Resistance exercise with anti-inflammatory foods attenuate skeletal muscle atrophy induced by chronic inflammation.

Chronic inflammation (CI) can contribute to muscle atrophy and sarcopenia. Resistance exercise (RE) promotes increased and/or maintenance of skeletal muscle mass, but the effects of RE in the presence of CI are unclear. In this study, we developed a novel animal model of CI-induced muscle atrophy and examined the effect of acute or chronic RE by electrical stimulation. CI was induced in young female Lewis rats by injection with peptidoglycan-polysaccharide (PG-PS). ERK, p70S6K, 4E-BP1, Akt and FOXO1 phosphorylation levels increased in Gastrocnemius (Gas) muscle from normal rats subjected to acute RE. Following acute RE in CI rats, increased levels of phosphorylated ERK, p70S6K and 4E-BP1, but not Akt and FOXO1, were observed. Chronic RE significantly increased the Gas weight in the exercised limb relative to the non-trained opposing limb in CI rats.

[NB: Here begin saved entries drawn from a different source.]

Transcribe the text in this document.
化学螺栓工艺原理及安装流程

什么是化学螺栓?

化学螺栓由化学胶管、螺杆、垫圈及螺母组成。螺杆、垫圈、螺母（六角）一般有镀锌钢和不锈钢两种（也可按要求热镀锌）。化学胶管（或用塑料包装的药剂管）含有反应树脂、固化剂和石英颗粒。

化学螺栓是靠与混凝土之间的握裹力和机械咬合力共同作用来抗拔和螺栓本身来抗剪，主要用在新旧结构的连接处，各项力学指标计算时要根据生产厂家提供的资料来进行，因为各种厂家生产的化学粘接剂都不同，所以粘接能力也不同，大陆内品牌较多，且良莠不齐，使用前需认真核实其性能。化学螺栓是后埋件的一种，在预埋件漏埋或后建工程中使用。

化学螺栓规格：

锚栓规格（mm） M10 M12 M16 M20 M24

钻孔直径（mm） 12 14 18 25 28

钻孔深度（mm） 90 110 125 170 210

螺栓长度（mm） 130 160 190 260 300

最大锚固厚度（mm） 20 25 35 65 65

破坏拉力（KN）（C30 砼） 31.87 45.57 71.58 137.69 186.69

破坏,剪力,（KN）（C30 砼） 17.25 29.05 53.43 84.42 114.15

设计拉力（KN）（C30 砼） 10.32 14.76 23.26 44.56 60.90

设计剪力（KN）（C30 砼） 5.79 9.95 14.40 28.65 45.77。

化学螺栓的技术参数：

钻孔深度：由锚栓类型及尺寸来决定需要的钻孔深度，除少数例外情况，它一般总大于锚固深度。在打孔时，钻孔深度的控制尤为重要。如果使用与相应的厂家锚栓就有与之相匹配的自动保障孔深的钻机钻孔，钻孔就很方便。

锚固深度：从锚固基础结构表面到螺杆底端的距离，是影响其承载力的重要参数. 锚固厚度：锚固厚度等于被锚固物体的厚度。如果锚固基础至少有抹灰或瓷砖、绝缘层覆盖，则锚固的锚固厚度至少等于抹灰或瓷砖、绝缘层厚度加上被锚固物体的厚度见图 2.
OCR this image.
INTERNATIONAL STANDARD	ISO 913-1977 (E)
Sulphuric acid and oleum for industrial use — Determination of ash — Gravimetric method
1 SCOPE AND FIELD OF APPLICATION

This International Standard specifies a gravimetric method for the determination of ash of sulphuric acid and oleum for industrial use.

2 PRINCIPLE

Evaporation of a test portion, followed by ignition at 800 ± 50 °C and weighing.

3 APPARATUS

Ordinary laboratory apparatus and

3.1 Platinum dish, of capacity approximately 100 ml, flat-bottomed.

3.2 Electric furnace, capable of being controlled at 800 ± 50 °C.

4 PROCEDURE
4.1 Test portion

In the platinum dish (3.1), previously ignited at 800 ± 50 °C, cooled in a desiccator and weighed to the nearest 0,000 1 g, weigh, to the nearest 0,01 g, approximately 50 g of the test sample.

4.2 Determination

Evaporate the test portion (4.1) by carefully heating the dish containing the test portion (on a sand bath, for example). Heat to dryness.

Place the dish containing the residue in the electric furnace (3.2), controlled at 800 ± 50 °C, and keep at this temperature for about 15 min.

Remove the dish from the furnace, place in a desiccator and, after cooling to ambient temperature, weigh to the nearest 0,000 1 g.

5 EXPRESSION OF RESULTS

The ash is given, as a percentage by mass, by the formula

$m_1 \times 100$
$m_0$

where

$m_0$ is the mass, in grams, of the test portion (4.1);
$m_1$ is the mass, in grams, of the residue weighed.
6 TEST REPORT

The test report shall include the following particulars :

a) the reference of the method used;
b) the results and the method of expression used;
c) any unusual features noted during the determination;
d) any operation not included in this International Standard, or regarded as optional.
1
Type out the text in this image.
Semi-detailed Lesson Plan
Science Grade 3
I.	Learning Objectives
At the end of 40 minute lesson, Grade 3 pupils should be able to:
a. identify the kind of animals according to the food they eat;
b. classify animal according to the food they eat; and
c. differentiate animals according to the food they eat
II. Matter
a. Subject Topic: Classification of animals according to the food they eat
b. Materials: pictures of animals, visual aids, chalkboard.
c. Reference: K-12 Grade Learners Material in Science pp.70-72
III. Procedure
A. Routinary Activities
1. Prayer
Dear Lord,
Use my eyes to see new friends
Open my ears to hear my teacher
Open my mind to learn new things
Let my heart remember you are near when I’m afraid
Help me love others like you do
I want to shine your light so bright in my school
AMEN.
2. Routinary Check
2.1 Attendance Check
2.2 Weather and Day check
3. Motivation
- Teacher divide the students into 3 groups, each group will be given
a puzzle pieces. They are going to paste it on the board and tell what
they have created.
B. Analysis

Dietary supplementation with anti-inflammatory agents, EPA/DHA and α-lactalbumin attenuated CI-induced muscle atrophy in the untrained Gas and could promote RE-induced inhibition of atrophy in the trained Gas. In the trained leg, significant negative correlations (r ≤ -0.80) were seen between Gas weights and CI indices, including proinflammatory cytokines and white blood cell count. These results indicated that the anabolic effects of RE are effective to prevent CI-induced muscle atrophy but are partially attenuated by inflammatory molecules. The findings also suggested that anti-inflammatory treatment together with RE is an effective intervention for muscle atrophy induced by CI. Taken together, we conclude that systemic inflammation levels are associated with skeletal muscle protein metabolism and plasticity.